The pseudomonas aeruginosa bacterium causes hospital-acquired pneumonia, a condition most often contracted by patients already under intensive care.

The bacterium, which has become increasingly resistant to antibiotics, kills half the patients it infects.

Writing in the journal Nature Medicine, scientists at the University of California, San Francisco, and the Medical College of Wisconsin describe how they targeted a species of the bacterium that is also responsible for the untreatable lung inflammations which devastate the lives of half a million people with cystic fibrosis.

Sufferers are never able to clear their lungs of the microbes.

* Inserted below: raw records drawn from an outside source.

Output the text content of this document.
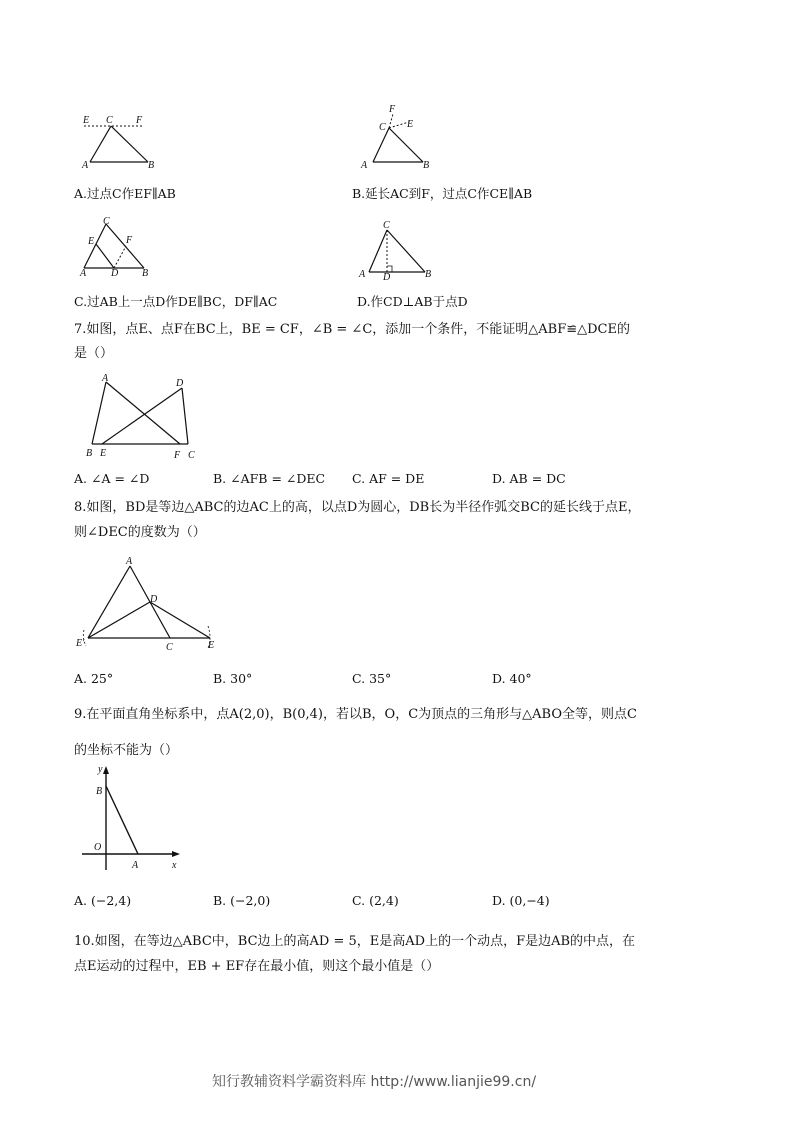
E C F
A	B
F
C E
A	B
A.过点C作EF∥AB	B.延长AC到F，过点C作CE∥AB
C
E	F
A D B
C
A D	B
C.过AB上一点D作DE∥BC，DF∥AC	D.作CD⊥AB于点D
7.如图，点E、点F在BC上，BE = CF，∠B = ∠C，添加一个条件，不能证明△ABF≌△DCE的
是（）
A	D
B E	F C
A. ∠A = ∠D	B. ∠AFB = ∠DEC C. AF = DE	D. AB = DC
8.如图，BD是等边△ABC的边AC上的高，以点D为圆心，DB长为半径作弧交BC的延长线于点E，
则∠DEC的度数为（）
A
D
E'	C	E
A. 25°	B. 30°	C. 35°	D. 40°
9.在平面直角坐标系中，点A(2,0)，B(0,4)，若以B，O，C为顶点的三角形与△ABO全等，则点C
的坐标不能为（）
y
B
O
A	x
A. (−2,4)	B. (−2,0)	C. (2,4)	D. (0,−4)
10.如图，在等边△ABC中，BC边上的高AD = 5，E是高AD上的一个动点，F是边AB的中点，在
点E运动的过程中，EB + EF存在最小值，则这个最小值是（）
知行教辅资料学霸资料库 http://www.lianjie99.cn/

The bacterium belongs to the same group of bacteria as e. coli, salmonella, and the microbe responsible for plague, all of which may be candidates for the same immunisation strategy developed by the scientific team.

Deadly toxins

Professor Jeanine Wiener-Kronish, one of the senior researchers, said: "All these species utilise the same combination of proteins to deliver deadly toxins to host cells.

"We have developed an antibody against one of these proteins and shown that it blocks pseudomonas from injecting toxins into lung cells.

"This antibody may well provide immunisation against these other bacteria species too."

The bacterium employs what is known as a type III secretory system to infect lung cells.

A combination of at least 25 bacterial proteins work in concert to allow the microbe access to penetrate the outer surface of the host cell and inject toxins into it.

The toxins are particularly difficult for the cell to defend against because they wipe out the primary line of defence - the macrophages that would normally engulf such invaders.

The research team developed antibodies to five of the proteins in the bacterium's toxin delivery system and tested the ability of each to block the deadly process.

Invading microbe foiled

One of the five, an antibody to the bacterium's PcrV antigen, prevented the invading microbe from destroying the lung cell macrophages.

As a result, the cells could mount a defence against the bacteria and prevent delivery of the toxin.

Most importantly, lung cells were protected, the researchers report.

The scientists do not yet know the precise role of the bacterial protein they have blocked.